There's much, much more in the complete article....


Digitization of Print Materials

We all prefer digital over paper-based information, right? Right!

"Companies from Google to The Thomson Corporation, from Microsoft to LexisNexis, are all undertaking large digitization projects focusing on better access to paper-based resources. Undeniably, many law firms have a need for some of the digitized products on the market today, and there will soon be many more sources available.

"In acquiring access to new digital collections, law firms and other information consumers need to think about issues of cost, technology requirements and ease of use. Beyond that, merely acquiring a new collection will not ensure that all people who need the information will know it exists when the need for that information arises. This article addresses several topics relating to digitized collections, framing the discussion by first discussing two legal-specific digitization projects available for private law firms.

[snip]

  1. Hein Online. This is a collection of scanned law reviews and primary federal materials, such as the Federal Register and the Statutes at Large.
  2. LLMC-Digital [registration req'd]. The Law Library Microform Consortium (LLMC) was chartered in 1976 as a nonprofit library cooperative at the University of Hawaii.

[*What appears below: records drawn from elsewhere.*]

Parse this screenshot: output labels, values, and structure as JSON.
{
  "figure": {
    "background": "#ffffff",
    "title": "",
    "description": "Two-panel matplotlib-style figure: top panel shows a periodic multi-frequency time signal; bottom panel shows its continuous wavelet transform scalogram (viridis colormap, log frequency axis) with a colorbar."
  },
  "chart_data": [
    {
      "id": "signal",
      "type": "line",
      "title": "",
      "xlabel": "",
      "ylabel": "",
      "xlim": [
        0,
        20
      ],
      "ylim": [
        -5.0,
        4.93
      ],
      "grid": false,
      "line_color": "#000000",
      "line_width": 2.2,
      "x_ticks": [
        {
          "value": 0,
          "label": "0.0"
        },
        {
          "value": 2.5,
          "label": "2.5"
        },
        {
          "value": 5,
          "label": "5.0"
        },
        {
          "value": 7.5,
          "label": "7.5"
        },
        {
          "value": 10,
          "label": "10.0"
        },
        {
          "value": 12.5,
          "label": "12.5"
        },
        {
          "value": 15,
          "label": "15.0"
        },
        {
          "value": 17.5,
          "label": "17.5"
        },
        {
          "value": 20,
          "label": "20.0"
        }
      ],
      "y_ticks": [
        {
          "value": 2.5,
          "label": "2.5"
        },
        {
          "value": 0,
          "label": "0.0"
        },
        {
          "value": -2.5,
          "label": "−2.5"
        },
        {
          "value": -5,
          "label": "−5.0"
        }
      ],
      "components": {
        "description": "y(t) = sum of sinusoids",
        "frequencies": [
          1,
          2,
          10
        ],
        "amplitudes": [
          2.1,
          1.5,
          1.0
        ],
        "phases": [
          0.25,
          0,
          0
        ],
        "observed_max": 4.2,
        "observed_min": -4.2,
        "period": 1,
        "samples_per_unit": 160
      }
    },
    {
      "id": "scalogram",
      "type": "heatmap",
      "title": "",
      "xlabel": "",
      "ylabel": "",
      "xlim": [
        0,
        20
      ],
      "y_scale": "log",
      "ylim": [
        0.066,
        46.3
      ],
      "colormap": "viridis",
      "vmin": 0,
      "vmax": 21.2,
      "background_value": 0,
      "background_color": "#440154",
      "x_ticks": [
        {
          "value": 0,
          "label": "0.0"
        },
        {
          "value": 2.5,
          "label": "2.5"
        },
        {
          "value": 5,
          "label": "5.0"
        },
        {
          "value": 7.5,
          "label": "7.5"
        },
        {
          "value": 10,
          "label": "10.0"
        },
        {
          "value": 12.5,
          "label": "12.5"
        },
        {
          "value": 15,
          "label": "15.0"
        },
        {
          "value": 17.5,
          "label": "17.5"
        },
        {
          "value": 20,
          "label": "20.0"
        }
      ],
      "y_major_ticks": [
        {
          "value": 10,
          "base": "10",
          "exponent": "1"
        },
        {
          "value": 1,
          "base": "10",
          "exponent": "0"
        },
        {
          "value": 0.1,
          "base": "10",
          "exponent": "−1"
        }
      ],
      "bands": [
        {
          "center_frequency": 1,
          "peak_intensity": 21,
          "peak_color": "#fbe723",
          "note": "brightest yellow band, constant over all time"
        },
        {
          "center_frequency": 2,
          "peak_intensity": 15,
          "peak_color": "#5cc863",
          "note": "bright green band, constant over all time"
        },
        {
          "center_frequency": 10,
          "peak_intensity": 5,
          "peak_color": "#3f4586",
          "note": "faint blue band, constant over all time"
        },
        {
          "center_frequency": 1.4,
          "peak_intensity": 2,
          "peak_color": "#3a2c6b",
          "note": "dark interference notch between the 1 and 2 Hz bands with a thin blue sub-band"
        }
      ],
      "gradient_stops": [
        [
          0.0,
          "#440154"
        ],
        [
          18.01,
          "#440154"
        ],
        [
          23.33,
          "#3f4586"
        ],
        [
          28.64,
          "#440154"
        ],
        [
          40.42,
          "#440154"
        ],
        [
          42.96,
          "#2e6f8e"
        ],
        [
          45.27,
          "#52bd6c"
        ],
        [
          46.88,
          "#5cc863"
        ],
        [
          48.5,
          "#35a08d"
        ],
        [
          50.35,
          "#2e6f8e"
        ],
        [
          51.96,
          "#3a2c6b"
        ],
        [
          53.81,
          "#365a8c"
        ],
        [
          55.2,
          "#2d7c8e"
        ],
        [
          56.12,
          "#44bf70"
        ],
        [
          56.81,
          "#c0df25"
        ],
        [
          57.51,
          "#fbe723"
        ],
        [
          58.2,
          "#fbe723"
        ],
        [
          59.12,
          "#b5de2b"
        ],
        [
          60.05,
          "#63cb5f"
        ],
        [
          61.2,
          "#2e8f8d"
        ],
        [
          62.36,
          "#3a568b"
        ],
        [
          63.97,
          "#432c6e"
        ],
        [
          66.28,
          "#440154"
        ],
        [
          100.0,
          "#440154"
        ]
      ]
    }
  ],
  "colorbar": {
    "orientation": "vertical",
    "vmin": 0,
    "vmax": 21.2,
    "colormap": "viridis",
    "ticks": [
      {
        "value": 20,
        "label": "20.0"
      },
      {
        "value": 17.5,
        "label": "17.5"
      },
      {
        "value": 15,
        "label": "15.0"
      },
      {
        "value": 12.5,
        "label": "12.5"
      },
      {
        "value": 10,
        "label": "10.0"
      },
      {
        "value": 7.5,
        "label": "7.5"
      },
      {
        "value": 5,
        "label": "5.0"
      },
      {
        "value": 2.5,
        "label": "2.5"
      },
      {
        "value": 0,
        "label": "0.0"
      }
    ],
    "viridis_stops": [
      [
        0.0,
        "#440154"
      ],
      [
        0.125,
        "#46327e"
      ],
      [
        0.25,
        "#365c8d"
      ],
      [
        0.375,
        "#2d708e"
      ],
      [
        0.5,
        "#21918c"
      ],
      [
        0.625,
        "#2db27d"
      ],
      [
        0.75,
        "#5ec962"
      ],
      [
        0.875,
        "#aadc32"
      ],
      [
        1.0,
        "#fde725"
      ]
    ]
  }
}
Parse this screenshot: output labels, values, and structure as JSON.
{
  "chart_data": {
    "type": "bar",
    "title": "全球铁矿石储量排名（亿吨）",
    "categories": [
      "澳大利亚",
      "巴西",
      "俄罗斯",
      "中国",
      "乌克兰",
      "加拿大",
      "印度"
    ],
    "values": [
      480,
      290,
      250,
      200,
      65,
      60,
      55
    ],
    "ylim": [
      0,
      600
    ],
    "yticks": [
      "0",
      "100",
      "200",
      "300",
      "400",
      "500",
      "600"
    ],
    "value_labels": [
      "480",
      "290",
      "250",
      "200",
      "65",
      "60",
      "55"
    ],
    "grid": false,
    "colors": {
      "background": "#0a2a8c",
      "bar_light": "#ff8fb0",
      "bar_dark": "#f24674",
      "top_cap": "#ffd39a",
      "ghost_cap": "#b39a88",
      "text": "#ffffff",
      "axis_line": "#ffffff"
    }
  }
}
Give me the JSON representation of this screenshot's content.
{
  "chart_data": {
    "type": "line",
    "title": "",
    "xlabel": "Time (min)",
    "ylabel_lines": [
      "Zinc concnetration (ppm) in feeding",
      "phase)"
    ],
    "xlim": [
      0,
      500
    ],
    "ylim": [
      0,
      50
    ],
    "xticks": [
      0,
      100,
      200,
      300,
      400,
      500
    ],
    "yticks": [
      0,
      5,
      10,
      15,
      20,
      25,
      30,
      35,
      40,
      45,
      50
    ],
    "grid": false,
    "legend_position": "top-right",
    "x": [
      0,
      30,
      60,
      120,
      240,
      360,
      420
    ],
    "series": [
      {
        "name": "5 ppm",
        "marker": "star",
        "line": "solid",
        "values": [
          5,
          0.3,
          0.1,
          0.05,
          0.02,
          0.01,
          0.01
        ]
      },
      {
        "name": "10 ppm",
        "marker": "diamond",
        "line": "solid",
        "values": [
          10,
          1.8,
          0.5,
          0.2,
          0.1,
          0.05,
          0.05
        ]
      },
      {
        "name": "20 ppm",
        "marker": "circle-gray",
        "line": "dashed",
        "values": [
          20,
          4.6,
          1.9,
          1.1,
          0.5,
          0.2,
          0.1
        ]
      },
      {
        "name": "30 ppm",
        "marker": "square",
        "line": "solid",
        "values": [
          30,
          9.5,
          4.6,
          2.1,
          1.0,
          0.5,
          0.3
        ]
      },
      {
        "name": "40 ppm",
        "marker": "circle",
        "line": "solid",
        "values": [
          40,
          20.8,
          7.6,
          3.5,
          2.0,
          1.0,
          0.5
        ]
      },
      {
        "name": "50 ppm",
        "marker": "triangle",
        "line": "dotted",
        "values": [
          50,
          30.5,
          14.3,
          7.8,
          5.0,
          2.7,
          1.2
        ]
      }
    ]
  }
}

"Google launches search engine for US patents"

This news from Google sure sounds smart to me. But will patent paralegals be impressed?

"Google was live [12/14/2006] with a service enabling Internet users to search through the more than seven million patents granted in the United States.

"The beta, or test, version of Google Patent Search lets people sift through patents granted by the US Patent and Trademark Office as long ago as 1790 by using inventors' names, filing dates, patent numbers or key words.

"Searches return information about the inventor and provide patent details online page-by-page."

I've never worked in this field, but was completely fascinated by the cool stuff I found!


"Long Awaited New Edition of The Legal Research Dictionary Now Available"

Just announced on the Law Librarian Blog:

"With ths work one can find the definitions of hundreds of terms used in legal research and bibliography. The dictionary coverage includes the judicial, legislative and executive branches of federal, state, and local government. This handy reference work is useful for law librarians, paralegals, public librarians, law review staff, and law students during first year legal research and writing, and advanced legal research courses."

You can find more info & buy this book (for $26.00) here.


"Pushing Legal Research Beyond Google"

Good article about Internet research, specifically for paralegals:

"When it comes to sleuthing for information there are no hard and fast rules for paralegals, except maybe this one: Don't ignore the Internet.

"The courts may notice if you do.

"Last year, an Indiana appeals court agreed to dismiss a lawsuit because the plaintiff took three years to find a postal address and serve notice of his complaint. In a footnote [fn 3, p 13] to that published opinion [PDF link in article], Judge Michael Barnes noticed there was no evidence the plaintiff had tried looking on the Internet to find defendant Joe Groce. And the court was Google-savvy.

"'In fact, we discovered, upon entering 'Joe Groce Indiana' into the Google search engine, an address for Groce that differed from either address used in this case, as well as an apparent obituary for Groce's mother that listed numerous surviving relatives who might have known his whereabouts,' Barnes pointed out.

"Mark Rosch likes to highlight cases like that when he leads seminars about online research for Internet for Lawyers, the Southern California consulting firm he and his wife, Carole Levitt, have run since 1999."